Stringer: I’ve seen third parties come in where they can do something unique like backstop a syndicate ahead of a sell-down to the LPs to give the GP certainty, but it’s rare. It’s only in the situations where you’re at risk for a potential failed next fundraise and you need to broaden your LP base. It’s where we as co-investors then worry about quality of sponsor in those situations.


Snow: What drives you crazy about the allocation process? Is there anything that has happened that annoys you and you want to make sure GPs or other LPs out there should avoid?


Dunne: Not much, speaking on behalf of the other panelists, given the comments already. The way we get around the things that would make you crazy in the allocation game is by getting into transactions early. We’ve had a few side letters in the past. That hasn’t really been a focus for our business. We don’t think it is the best way to differentiate your co-investment capabilities. It’s really just doing transactions with the GP.

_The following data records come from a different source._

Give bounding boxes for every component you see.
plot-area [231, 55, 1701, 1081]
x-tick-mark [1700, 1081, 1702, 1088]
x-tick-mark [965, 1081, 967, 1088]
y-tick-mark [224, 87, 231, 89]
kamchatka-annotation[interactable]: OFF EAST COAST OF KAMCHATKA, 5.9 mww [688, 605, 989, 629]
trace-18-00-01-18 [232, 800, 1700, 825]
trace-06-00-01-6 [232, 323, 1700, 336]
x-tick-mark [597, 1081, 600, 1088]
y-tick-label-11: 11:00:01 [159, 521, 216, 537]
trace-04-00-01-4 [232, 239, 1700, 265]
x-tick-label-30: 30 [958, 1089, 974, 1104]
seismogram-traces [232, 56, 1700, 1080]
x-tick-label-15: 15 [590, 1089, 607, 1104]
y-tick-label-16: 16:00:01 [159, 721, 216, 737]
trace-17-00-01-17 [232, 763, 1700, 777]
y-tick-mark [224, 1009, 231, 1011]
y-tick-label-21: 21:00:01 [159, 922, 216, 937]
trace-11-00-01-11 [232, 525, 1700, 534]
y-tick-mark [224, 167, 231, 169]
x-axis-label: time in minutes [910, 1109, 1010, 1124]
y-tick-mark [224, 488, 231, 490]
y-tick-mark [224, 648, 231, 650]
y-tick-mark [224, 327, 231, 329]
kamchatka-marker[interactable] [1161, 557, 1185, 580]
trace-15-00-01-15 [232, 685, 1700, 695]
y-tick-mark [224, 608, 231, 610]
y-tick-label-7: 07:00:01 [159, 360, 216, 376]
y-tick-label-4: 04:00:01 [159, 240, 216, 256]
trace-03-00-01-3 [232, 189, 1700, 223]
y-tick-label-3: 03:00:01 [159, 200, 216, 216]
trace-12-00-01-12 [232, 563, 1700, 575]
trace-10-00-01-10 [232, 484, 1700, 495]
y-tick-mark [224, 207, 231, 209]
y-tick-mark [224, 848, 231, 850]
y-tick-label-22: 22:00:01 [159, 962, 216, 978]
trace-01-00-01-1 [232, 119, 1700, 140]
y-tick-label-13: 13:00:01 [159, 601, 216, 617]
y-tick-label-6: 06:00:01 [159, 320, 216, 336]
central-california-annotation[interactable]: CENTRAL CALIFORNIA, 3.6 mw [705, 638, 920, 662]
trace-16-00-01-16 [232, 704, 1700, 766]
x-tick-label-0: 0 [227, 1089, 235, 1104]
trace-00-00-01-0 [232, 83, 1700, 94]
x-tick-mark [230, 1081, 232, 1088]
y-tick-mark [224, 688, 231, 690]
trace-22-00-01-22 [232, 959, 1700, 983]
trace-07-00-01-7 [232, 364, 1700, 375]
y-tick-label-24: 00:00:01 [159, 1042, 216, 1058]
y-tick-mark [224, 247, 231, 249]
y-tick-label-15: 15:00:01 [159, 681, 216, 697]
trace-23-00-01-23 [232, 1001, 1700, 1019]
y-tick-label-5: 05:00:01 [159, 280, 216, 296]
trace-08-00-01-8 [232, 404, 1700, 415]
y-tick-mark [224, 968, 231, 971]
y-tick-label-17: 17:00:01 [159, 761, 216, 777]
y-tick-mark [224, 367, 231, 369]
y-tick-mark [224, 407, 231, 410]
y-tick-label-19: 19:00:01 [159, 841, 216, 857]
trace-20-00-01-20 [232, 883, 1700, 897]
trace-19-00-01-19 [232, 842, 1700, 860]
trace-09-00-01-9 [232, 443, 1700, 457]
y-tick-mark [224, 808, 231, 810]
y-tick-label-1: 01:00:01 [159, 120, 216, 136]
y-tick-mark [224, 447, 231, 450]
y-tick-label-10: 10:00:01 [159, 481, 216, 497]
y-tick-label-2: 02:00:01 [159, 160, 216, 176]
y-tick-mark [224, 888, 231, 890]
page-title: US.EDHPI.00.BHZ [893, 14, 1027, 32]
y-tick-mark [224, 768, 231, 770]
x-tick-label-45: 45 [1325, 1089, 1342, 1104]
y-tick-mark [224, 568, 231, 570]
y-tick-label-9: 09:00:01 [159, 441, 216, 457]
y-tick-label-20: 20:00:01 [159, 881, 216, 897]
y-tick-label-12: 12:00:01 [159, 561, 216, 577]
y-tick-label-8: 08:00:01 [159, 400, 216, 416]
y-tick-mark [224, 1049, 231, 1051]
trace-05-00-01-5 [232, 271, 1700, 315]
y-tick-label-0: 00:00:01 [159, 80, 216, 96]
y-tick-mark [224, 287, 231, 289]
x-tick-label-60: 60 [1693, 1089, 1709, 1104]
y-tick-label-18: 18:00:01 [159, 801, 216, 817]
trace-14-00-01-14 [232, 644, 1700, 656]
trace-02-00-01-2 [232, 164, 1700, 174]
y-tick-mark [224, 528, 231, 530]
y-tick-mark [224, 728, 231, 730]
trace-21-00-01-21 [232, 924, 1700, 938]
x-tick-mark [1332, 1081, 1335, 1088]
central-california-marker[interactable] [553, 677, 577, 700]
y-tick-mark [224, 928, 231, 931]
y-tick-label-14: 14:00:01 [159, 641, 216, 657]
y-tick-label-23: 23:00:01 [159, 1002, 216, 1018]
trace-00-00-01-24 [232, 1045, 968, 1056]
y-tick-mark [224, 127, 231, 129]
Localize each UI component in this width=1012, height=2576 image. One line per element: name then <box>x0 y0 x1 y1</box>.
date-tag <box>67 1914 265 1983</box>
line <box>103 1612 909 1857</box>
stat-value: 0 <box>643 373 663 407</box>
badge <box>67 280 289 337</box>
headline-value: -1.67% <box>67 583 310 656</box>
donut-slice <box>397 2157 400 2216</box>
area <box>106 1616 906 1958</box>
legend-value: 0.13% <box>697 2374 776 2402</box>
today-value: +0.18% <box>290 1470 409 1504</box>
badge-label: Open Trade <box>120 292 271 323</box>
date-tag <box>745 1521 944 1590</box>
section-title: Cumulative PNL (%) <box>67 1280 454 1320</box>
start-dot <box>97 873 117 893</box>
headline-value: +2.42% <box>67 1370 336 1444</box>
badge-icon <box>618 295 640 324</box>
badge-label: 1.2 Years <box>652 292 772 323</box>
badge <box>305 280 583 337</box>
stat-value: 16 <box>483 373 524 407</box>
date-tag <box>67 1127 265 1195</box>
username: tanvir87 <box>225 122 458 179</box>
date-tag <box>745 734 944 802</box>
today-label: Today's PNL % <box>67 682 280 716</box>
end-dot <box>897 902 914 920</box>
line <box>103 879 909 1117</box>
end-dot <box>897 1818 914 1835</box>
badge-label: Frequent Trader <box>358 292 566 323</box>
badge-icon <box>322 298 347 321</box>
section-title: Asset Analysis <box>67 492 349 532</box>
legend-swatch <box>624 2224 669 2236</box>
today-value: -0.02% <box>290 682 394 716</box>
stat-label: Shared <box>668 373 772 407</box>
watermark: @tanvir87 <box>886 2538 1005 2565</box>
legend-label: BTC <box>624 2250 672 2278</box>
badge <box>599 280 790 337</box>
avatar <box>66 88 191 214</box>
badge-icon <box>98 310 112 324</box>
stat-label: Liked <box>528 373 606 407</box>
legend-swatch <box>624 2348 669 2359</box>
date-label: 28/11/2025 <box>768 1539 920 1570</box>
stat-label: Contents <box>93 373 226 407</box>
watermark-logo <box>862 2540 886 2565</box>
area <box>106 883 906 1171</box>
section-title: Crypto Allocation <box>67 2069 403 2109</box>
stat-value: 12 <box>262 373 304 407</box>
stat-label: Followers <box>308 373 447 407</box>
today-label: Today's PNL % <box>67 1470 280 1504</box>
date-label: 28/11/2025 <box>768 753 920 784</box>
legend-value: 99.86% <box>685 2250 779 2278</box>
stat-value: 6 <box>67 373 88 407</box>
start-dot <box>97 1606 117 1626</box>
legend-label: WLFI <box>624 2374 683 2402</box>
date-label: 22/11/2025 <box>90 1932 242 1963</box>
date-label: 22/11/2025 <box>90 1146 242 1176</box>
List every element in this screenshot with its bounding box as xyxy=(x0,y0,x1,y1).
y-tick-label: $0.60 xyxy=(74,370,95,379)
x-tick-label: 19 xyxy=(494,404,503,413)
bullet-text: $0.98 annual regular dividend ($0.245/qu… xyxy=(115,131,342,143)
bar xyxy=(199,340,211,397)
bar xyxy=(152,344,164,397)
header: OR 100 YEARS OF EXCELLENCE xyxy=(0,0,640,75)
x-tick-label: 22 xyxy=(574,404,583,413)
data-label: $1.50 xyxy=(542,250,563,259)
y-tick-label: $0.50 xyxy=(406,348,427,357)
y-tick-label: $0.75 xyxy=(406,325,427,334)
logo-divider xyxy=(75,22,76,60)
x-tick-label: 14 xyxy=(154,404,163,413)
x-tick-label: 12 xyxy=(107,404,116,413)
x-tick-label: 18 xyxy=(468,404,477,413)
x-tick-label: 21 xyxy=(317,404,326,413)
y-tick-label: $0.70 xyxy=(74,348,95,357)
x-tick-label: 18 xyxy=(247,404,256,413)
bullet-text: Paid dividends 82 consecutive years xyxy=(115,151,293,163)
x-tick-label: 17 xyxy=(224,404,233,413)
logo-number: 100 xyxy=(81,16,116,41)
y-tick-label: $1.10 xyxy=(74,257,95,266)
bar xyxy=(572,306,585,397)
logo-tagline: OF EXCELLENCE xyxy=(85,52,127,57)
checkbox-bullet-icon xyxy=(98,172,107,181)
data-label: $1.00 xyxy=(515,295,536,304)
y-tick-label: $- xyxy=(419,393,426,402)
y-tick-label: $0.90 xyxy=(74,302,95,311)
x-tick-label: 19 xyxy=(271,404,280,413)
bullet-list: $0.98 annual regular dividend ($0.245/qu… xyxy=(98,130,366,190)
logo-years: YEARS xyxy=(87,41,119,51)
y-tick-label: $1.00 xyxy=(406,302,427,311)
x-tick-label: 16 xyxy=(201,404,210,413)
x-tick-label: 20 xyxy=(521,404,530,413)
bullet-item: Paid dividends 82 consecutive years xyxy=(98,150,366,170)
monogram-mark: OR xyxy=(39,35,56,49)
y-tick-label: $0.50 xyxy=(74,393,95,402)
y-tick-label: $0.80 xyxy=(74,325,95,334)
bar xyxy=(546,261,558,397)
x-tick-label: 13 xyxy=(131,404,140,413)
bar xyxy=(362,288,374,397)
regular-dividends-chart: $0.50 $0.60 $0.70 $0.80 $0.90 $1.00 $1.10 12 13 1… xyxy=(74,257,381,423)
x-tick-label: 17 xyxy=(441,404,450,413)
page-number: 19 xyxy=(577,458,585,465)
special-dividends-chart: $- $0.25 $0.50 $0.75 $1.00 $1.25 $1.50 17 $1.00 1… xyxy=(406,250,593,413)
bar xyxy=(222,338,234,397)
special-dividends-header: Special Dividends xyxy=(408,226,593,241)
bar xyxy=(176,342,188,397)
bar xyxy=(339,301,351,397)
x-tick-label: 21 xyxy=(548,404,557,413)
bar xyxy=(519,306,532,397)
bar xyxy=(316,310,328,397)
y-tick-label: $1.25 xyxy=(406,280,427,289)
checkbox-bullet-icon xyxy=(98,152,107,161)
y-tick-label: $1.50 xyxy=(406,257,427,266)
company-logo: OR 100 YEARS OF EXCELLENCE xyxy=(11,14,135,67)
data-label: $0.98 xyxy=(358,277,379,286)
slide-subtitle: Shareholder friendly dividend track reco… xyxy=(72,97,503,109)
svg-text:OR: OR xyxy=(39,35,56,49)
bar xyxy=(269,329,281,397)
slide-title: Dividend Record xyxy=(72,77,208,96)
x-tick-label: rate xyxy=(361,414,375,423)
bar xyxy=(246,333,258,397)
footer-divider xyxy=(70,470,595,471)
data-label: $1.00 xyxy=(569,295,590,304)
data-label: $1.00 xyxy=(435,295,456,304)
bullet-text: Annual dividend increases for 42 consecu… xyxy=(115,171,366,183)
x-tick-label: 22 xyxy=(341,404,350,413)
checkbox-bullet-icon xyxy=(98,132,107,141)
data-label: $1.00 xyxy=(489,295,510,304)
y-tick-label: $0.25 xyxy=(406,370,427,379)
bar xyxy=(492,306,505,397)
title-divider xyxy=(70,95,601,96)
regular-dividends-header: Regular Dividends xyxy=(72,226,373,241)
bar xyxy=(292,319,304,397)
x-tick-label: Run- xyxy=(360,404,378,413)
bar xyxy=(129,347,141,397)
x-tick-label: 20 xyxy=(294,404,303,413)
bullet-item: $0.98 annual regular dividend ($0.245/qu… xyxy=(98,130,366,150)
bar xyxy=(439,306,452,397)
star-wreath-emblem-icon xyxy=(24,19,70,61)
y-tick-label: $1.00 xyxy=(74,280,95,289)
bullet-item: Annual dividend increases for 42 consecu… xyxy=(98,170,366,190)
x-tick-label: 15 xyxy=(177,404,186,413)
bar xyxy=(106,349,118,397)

Snow: So, by the time the sixth deal in a fund comes around and you’re not getting the phone calls, an LP, there’s probably a good reason you’re not getting phone calls?


Dunne: GPs will still call, because they care about managing their LP relationships and it makes a lot of sense to me. We’re the same way with our LPs who are interested in co-investment. You keep getting “no’s” or you get slow responses, but you want to still make those calls to manage the relationship. You’re operating on the expectation that these five calls aren’t going to go anywhere, but these five calls are the ones I’m going to have to follow up on.


Gallagher: This is human nature at some level. You can advantage yourself. It’s hard to quantify, but you need to be smart, responsive, likeable and adaptive, because when you get into a deal, sometimes things don’t go well. Are you a supportive co-investor or are you griping and walking away?


Stringer: The human-nature element of top of mind drives me crazy. You’ll have a great relationship with a set of sponsors, and unless you’ve been interacting with them recently, you haven’t reminded them about your co-investment program and your co-investment bite size. Sometimes, you’ll hear about a deal getting done and you weren’t in the mix and just how powerful top of mind is in our business. It’s why we have to be so systematic about sourcing and use our entire private equity team and track the interactions.